Thanks for the kind reply! I'm always surprised when people react so nicely to one of those. It lands, and I appreciate it.
There's nothing to dispute in your assertion, because you're technically correct.
However it's just not constructive and repetitive. You're basically walking into a bar and yelling that alcohol is unhealthy.
This response is right on fundamentals (more at https://news.ycombinator.com/item?id=45530668) but unhelpful in approach, and ends up breaking the HN guidelines in its own right.
Rather than flaming someone for not responding in the intended HN spirit, and invoking their recent post as a gotcha, it would be better to take that post (https://news.ycombinator.com/item?id=45340298) as evidence that they want the same things that you (and we!) do, and base your response on that.
Nearly everyone here wants great discussions; the problem is that we all underestimate the provocations in our own comments, or even just don't see them at all. Meanwhile the provocations in other people's comments often land much harder on us as readers. Say the skew is 10x in each direction—that leads to a 100x distortion. This "100x problem" is probably at the root of most interpersonal glitches here (and not only here). Unfortunately, it seems to be a deep and universal bias.
I know I am not supposed to engage here, but... you can write "unsafe" code in many languages. Logic bugs are extremely common, for one. So are you implying that there exists a language where someone "always writes safe code"?
Indeed, a web server needs to be "safe". How do you know this project is not safe? Have you even tried it, let alone review it, or did you just see "in C" and automatically assumed it is not a safe web framework?
I am pretty sure the author of this project is thrilled to wait for you to submit issues or even PRs.
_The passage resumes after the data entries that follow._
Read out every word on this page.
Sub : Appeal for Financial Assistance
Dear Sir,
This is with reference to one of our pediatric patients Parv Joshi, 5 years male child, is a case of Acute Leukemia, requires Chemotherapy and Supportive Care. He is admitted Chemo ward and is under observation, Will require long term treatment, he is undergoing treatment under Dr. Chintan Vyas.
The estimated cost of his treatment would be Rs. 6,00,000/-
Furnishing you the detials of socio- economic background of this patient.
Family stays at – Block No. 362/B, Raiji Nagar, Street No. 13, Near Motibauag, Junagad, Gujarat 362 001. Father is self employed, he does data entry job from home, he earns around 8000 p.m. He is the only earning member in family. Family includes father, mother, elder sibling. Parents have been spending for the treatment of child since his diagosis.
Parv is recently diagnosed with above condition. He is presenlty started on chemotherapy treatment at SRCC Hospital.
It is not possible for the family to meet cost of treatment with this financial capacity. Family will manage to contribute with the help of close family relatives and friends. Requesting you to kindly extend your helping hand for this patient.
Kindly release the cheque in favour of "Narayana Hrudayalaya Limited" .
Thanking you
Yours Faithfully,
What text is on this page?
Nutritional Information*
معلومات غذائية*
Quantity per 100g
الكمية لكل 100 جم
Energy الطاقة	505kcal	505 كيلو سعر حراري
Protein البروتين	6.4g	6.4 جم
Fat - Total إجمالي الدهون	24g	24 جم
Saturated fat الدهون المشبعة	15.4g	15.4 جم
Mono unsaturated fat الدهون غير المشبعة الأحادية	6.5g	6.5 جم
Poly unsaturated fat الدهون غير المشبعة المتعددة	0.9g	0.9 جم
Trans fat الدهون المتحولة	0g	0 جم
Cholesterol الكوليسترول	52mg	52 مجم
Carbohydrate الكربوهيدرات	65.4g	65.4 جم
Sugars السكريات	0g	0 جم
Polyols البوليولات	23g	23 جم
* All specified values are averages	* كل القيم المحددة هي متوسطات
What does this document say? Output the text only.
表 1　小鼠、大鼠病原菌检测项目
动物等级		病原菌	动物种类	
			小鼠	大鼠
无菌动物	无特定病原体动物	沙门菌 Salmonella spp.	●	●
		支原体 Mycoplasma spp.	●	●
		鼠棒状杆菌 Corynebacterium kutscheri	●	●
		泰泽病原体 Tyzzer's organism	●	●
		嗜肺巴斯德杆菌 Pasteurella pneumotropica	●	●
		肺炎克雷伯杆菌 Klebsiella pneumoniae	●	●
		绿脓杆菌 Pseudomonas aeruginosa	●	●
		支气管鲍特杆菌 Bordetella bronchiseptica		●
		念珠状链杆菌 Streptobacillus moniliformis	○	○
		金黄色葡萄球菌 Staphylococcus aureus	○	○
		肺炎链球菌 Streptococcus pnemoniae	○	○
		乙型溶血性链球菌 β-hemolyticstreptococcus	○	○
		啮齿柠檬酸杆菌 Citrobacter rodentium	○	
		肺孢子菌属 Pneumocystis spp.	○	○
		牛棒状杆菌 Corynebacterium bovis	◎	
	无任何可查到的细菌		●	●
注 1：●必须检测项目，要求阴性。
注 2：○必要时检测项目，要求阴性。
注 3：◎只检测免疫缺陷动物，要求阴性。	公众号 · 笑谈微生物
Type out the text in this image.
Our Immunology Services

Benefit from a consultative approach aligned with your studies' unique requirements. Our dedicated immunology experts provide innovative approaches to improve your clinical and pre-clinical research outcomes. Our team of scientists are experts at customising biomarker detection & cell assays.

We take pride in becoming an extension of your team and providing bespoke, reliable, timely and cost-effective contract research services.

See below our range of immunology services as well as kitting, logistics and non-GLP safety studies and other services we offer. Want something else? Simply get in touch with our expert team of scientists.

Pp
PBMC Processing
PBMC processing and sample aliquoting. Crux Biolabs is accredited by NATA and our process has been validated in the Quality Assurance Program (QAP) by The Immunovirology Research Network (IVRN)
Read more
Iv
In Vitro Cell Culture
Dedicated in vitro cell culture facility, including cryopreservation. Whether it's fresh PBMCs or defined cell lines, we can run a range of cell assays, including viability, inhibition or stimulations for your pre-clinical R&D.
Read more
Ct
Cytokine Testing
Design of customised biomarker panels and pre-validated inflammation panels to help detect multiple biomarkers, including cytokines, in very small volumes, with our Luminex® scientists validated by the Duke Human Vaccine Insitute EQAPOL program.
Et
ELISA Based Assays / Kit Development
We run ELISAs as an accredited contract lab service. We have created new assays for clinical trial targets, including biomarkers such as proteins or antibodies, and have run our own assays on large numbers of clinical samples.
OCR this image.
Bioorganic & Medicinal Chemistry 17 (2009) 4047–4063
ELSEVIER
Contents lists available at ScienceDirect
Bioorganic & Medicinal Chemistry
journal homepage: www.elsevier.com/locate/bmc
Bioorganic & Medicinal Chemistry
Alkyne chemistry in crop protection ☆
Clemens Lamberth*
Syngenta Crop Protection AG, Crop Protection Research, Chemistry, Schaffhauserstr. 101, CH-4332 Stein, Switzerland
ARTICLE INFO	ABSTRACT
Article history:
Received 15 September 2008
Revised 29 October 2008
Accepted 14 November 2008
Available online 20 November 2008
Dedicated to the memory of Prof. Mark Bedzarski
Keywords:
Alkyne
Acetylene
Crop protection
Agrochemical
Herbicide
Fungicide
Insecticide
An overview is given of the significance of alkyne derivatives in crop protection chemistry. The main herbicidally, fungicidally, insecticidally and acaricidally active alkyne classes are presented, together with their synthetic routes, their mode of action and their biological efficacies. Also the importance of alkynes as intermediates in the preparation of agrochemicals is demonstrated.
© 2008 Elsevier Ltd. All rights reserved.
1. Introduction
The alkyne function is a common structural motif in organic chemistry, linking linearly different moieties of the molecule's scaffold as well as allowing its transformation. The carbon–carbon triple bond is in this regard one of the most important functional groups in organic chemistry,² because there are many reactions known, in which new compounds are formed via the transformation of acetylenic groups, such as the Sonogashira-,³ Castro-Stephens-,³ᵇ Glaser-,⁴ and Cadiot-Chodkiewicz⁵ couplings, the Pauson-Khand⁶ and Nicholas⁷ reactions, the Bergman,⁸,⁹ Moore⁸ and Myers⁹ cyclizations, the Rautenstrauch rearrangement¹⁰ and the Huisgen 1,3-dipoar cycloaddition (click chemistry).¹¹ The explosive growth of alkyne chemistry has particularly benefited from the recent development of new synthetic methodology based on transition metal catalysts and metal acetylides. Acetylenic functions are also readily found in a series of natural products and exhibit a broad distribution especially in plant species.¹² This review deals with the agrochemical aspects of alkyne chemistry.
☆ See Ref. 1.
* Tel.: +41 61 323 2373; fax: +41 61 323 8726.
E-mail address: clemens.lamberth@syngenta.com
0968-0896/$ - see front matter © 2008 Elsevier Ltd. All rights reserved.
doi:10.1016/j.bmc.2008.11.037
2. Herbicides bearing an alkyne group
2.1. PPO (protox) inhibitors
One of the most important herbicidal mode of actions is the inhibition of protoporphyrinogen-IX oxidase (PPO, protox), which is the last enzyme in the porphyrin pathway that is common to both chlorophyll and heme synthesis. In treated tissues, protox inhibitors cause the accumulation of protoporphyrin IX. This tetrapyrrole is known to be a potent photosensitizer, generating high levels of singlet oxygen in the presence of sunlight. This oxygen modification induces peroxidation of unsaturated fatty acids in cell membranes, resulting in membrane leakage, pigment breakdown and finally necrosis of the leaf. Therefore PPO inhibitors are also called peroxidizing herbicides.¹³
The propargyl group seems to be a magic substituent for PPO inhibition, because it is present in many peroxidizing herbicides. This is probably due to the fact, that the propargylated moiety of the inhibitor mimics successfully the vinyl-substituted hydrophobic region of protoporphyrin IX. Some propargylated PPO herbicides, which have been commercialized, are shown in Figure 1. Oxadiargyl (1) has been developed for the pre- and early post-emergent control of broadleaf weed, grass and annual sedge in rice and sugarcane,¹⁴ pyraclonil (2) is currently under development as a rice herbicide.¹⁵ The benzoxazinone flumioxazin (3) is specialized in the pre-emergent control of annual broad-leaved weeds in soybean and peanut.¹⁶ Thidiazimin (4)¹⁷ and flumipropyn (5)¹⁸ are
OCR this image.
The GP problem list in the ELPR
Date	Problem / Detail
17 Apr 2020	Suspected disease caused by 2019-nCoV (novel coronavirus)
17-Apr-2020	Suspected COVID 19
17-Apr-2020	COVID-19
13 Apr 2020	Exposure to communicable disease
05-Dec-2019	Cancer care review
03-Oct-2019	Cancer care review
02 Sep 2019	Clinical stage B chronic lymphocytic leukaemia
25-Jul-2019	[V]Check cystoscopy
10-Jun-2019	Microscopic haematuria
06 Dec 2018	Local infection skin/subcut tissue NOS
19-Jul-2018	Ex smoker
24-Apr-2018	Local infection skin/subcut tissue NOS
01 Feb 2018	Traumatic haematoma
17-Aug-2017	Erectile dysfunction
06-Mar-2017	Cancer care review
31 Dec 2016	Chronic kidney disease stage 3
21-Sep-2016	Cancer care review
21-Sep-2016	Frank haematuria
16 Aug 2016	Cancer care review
Logic bugs can exist in any language. Buffer overruns, unallocated memory uses, use after free, pretty much all of the first generation of internet vulns, those are signs the code was written in a non-memory managed language.
The fact that you CAN write memory safe code in C does not mean all maintenance programmers of your project will always write memory safe code in all their commits.
Memory managed languages unquestionably reduce the surface area of bugs one has to worry about, and in particular they eliminate the class of vulnerabilities that was most prevalent in web servers prior to the widespread adoption of memory safe languages.
You're going in circles. You've made the same point three times now without adding anything new.
Yes, memory-safe languages eliminate vulnerability classes. I said that in my first reply. Yes, people make mistakes in C. Obvious. None of this tells us anything about this specific web framework.
You dismissed it as "a terrible idea" based on the language alone. That's lazy analysis. Either review the actual code and find the bugs, or admit you're just cargo-culting the "C bad" narrative without looking at the implementation.
Have you actually examined this codebase or not?
The project is a framework for building applications on top of. The issue isn't the framework code. It's the application layer code that gets written and maintained for years to come on top of what may well be a brilliantly written framework layer.
Given that you don't disagree that C is an inherently riskier language to write in than memory managed languages, I can only conclude that what you're opposed to is the fact that I'm saying the quiet parts out loud. I'm not saying the quiet parts for you, you know them, I'm saying them for the junior devs who stumble across this page of senior devs waxing poetic about how wonderful C is. Every dev should know how to write C, but it's equally important to know its generally the wrong language to choose for a web server, which is what's being discussed here.